Former directors of the condominium corporation were found to have acted in contempt of a previous Court order.  In particular, the directors had not arranged for reversal of certain changes made to the property, as ordered by the Court, and as a result were found in contempt.  The directors were also ordered to personally pay for reinstatement of the common elements, and for all of the costs of the applicant owners. [See Condo Cases Across Canada, Part 42, May 2013.]

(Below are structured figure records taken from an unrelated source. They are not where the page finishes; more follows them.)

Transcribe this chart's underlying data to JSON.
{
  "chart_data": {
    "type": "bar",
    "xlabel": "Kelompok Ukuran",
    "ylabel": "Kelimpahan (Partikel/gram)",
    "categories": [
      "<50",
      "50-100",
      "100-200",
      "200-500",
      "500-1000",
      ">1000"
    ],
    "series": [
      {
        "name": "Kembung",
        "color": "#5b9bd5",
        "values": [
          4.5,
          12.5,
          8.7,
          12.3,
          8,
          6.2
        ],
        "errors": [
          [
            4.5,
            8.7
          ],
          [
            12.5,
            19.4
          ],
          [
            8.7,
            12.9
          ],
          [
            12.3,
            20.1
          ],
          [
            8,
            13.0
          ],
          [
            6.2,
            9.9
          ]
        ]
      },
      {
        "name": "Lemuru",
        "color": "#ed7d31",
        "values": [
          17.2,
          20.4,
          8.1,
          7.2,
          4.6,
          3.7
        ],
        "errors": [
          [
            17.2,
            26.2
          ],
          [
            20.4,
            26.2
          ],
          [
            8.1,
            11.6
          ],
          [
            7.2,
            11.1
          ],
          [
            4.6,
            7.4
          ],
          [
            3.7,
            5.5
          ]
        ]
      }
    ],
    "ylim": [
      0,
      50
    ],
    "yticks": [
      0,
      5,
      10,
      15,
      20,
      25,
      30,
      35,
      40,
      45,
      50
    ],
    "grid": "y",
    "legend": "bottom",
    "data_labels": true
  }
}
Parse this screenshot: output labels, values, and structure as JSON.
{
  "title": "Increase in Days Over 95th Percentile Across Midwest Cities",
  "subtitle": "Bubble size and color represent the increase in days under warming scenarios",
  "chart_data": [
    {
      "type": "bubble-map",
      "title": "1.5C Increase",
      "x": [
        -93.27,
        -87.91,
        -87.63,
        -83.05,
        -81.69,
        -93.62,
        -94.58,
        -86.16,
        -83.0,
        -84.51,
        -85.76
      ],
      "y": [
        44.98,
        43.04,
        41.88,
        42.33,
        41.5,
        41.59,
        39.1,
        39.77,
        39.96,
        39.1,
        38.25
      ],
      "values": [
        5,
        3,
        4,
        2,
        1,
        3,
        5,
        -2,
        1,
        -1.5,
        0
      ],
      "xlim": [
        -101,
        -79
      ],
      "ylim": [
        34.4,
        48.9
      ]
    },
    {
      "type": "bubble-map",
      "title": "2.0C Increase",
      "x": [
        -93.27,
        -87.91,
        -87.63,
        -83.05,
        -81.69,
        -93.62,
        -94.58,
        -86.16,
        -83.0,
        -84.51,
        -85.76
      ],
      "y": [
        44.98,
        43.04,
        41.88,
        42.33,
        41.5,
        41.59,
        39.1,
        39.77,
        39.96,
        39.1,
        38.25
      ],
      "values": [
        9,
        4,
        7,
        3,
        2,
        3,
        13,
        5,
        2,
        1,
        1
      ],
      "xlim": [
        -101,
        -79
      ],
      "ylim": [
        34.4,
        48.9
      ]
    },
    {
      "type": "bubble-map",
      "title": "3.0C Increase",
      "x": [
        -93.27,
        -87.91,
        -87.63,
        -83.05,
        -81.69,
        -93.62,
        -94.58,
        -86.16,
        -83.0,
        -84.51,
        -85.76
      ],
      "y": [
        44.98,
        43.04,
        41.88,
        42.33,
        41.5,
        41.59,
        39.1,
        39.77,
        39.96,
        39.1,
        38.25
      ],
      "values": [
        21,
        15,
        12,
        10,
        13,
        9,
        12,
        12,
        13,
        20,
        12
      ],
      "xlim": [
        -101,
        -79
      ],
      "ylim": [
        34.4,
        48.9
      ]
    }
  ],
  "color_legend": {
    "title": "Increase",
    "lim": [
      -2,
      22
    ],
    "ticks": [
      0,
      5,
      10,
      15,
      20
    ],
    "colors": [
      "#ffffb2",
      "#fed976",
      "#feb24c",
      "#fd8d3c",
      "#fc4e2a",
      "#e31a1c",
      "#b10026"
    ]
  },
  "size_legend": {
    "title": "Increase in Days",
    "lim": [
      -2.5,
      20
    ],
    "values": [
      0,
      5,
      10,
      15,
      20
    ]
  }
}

The Directors appealed.  In a split decision, the appeal was allowed in part.  [The dissenting panel member would have allowed the appeal in full, and accordingly would have set aside the contempt order.]

 

The majority of the Court of Appeal upheld the lower Court’s finding of contempt, but significantly reduced the penalty imposed.  The Court also revised the lower Court’s cost award.  [The cost award was reduced to $35,000, to be shared equally by the four directors and the condominium corporation (one fifth each).]

 

The majority’s decision included the following:

 

Any contempt is serious.  This is no exception.  However, in my view, the Individual Appellants’ contemptuous conduct must be considered in light of the fact that there is no evidence that it was motivated by personal gain, vengeance or any reason other than that they felt they knew best.

 

 

The Individual Appellants are volunteer Board members of a not-for-profit corporation.  It is clear that the penalty imposed in response to conduct that defies the authority of the court must be sufficient to deter those involved and other similarly situated individuals from like conduct.  However, in the condominium context, the penalty should not be so onerous that it deters unit owners from serving on condominium boards.  Owners who voluntarily assume the often onerous and thankless duties as directors of condominium corporations are essential to the functioning of a growing residential population – those who live in condominiums.

 

 

This is a particularly unfortunate case.  I say this because if the Appellants had sought legal advice at the first sign of a dispute, needless consumption of time and money and needless acrimony could have been avoided.  Certainly, the use of the blunt instrument of contempt would not have been necessary.

 

The Individual Appellants, well-intentioned as they were, made the mistake not only of failing to retain counsel until it was too late but also of over-stepping their bounds.  They appeared not to appreciate that in doing so they breached their obligations to act in the best interests of CCC 145.

 

…        

           

I would allow, in part, the appeal as to penalty.  I would not interfere with the order that Podium be restored to the Original Design but would set aside the order that the Individual Appellants pay the costs of the restoration and replace it with an order that each Individual Appellant pay a fine in the amount of $7,500 to the credit of CCC 145.